Lacey creates a modern classic. Classics mirror our societies’ wrongdoings and Lacey excels. Think of all those American sects, the charlatans, the hysteric so-called ”priests” that scream and pretend to ”heal” people who are desperate, uneducated and stupid enough to believe them. There isn’t an ounce of forgiveness in this awful lot, in this god-forsaken town, somewhere in the American South. In a society where crying children are psychologically abused for disturbing the peace and upsetting the others.
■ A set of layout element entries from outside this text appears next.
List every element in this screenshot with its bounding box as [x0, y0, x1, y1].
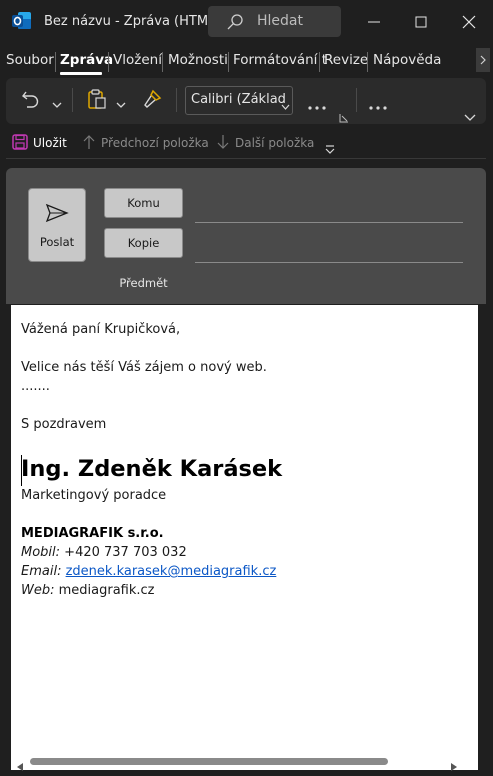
web-address: mediagrafik.cz [58, 583, 155, 598]
more-options-icon[interactable] [307, 96, 327, 115]
greeting-line: Vážená paní Krupičková, [21, 322, 181, 337]
mobile-label: Mobil: [21, 545, 61, 560]
chevron-down-icon[interactable] [116, 94, 126, 113]
active-tab-indicator [60, 72, 102, 75]
signature-company: MEDIAGRAFIK s.r.o. [21, 526, 164, 541]
tab-separator [367, 52, 368, 72]
ribbon-separator [176, 88, 177, 112]
scrollbar-thumb[interactable] [30, 758, 388, 765]
tab-zprava[interactable]: Zpráva [60, 52, 113, 68]
signature-title: Marketingový poradce [21, 488, 167, 503]
tab-separator [55, 52, 56, 72]
signature-mobile: Mobil: +420 737 703 032 [21, 545, 187, 560]
body-line: Velice nás těší Váš zájem o nový web. [21, 360, 267, 375]
signature-email: Email: zdenek.karasek@mediagrafik.cz [21, 564, 276, 579]
email-label: Email: [21, 564, 62, 579]
tab-separator [108, 52, 109, 72]
web-label: Web: [21, 583, 55, 598]
scroll-right-arrow-icon[interactable] [450, 757, 458, 776]
tabs-scroll-right-button[interactable] [476, 48, 490, 72]
format-painter-icon[interactable] [141, 88, 163, 114]
chevron-down-icon[interactable] [52, 94, 62, 113]
tab-moznosti[interactable]: Možnosti [168, 52, 228, 68]
body-line: ....... [21, 379, 50, 394]
ribbon-collapse-chevron-icon[interactable] [464, 106, 476, 125]
signature-web: Web: mediagrafik.cz [21, 583, 155, 598]
to-button[interactable]: Komu [104, 188, 183, 218]
arrow-up-icon [82, 134, 96, 154]
cc-button[interactable]: Kopie [104, 228, 183, 258]
email-link[interactable]: zdenek.karasek@mediagrafik.cz [66, 564, 277, 579]
tab-napoveda[interactable]: Nápověda [373, 52, 441, 68]
arrow-down-icon [216, 134, 230, 154]
previous-item-button[interactable]: Předchozí položka [101, 136, 209, 150]
next-item-button[interactable]: Další položka [235, 136, 314, 150]
to-field[interactable] [195, 222, 463, 223]
minimize-button[interactable] [362, 10, 386, 34]
window-title: Bez názvu - Zpráva (HTML) [44, 14, 221, 29]
undo-icon[interactable] [20, 88, 42, 114]
close-button[interactable] [457, 10, 481, 34]
ribbon-separator [72, 88, 73, 112]
cc-field[interactable] [195, 262, 463, 263]
tab-separator [162, 52, 163, 72]
tab-vlozeni[interactable]: Vložení [113, 52, 162, 68]
chevron-down-icon [281, 96, 290, 115]
clipboard-paste-icon[interactable] [86, 88, 108, 114]
subject-label: Předmět [119, 276, 168, 290]
customize-quick-access-icon[interactable] [325, 139, 335, 158]
send-icon [45, 203, 69, 227]
save-icon[interactable] [12, 134, 28, 154]
search-input[interactable]: Hledat [257, 13, 303, 29]
font-name-value: Calibri (Základ [191, 92, 286, 107]
more-options-icon[interactable] [368, 96, 388, 115]
tab-soubor[interactable]: Soubor [6, 52, 54, 68]
divider [6, 158, 486, 159]
tab-revize[interactable]: Revize [324, 52, 368, 68]
scroll-left-arrow-icon[interactable] [16, 757, 24, 776]
outlook-app-icon [12, 11, 32, 31]
tab-separator [228, 52, 229, 72]
closing-line: S pozdravem [21, 417, 107, 432]
mobile-number: +420 737 703 032 [64, 545, 187, 560]
text-cursor [21, 455, 22, 486]
dialog-launcher-icon[interactable] [339, 108, 349, 127]
signature-name: Ing. Zdeněk Karásek [21, 456, 283, 482]
search-icon [226, 13, 244, 35]
ribbon-separator [356, 88, 357, 112]
save-button[interactable]: Uložit [33, 136, 67, 150]
tab-formatovani[interactable]: Formátování t [233, 52, 327, 68]
tab-separator [319, 52, 320, 72]
send-label: Poslat [39, 235, 75, 249]
maximize-button[interactable] [409, 10, 433, 34]
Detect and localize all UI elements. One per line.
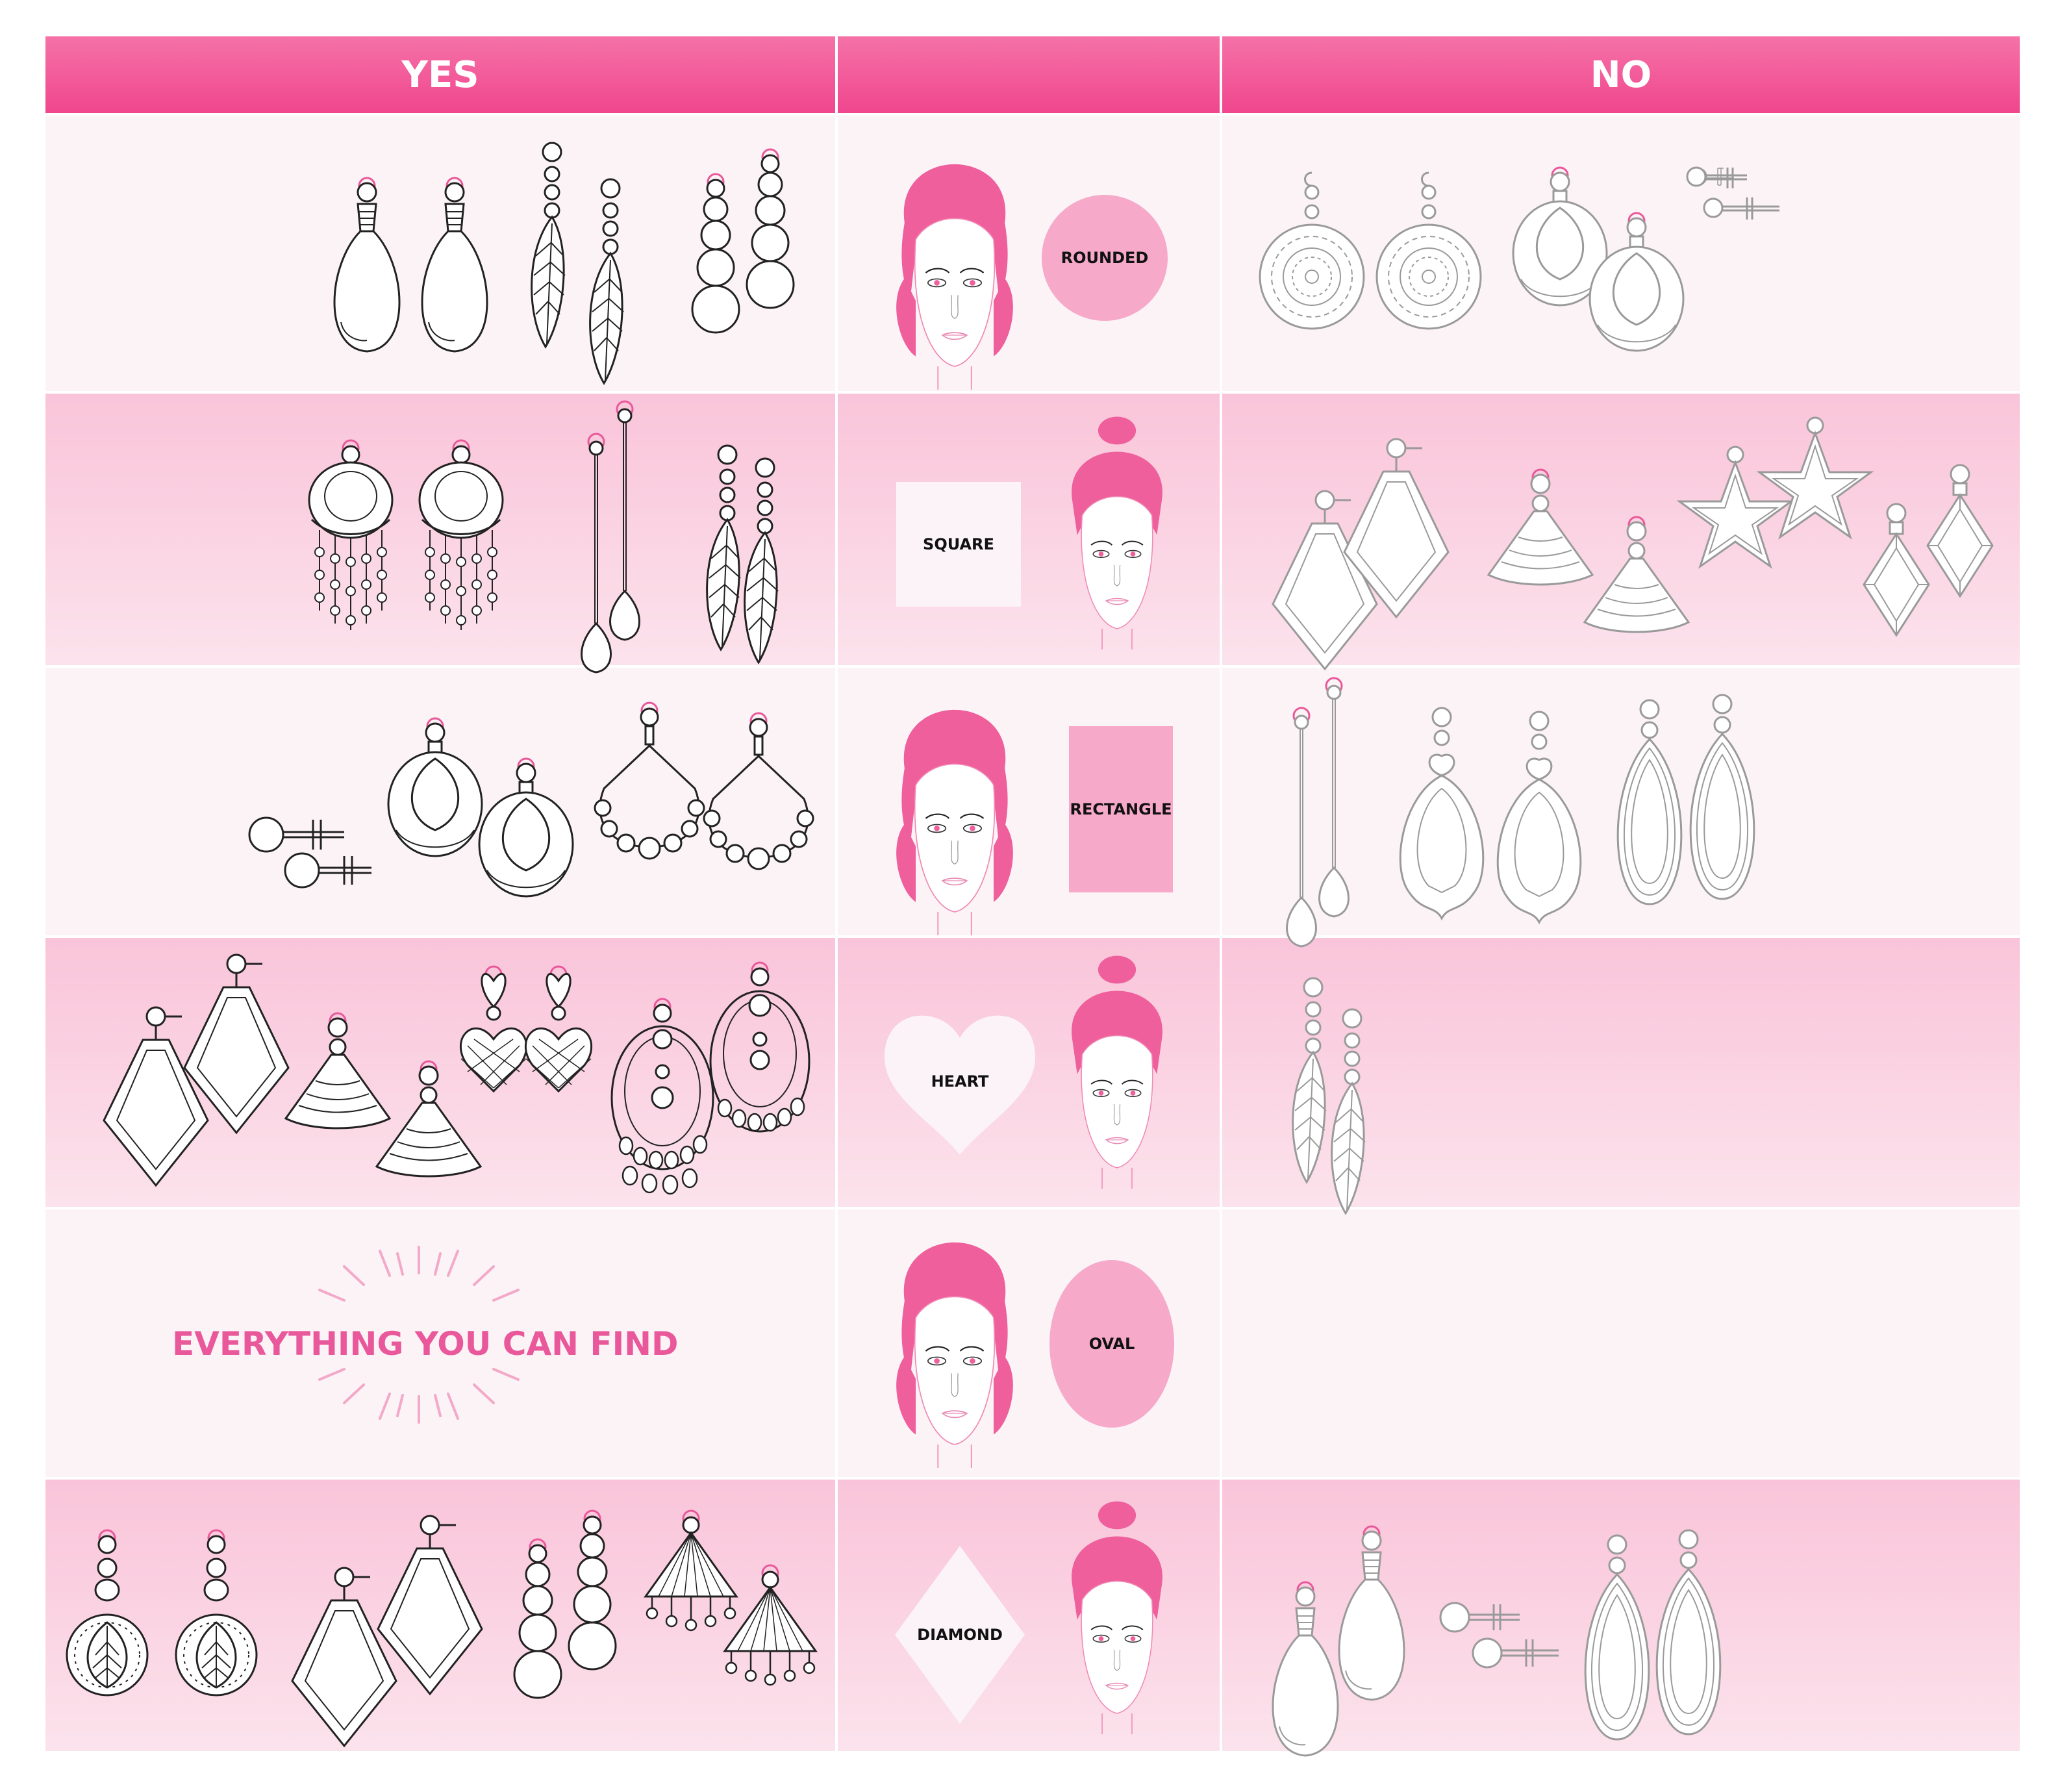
column-header-no: NO — [1222, 36, 2020, 113]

No one gives a damn about their feelings.
And the mob will always hold a trial about things they cannot understand. The mob will always believe they have the right to decide what is true and what is not. And there is nothing Christian in this behaviour. White people, black people…They all treat Pew in the same horrible way. Narrow-mindedness doesn’t discriminate. It concerns every race, every religion, every individual.
Needless to say, this novel made me furious. Needless to say, every reader should choose Pew as their next read.
”Some years, but gone now. They had ended and would never return and would never end. They were mine, or had been mine, but now they were somewhere else, somewhere near and far from me. They didn’t belong to anyone, those untouchable years. All that was left of them was their imprint, the empty field they’d left in me.”
Many thanks to Granta Publications and NetGalley for the ARC in exchange for an honest review.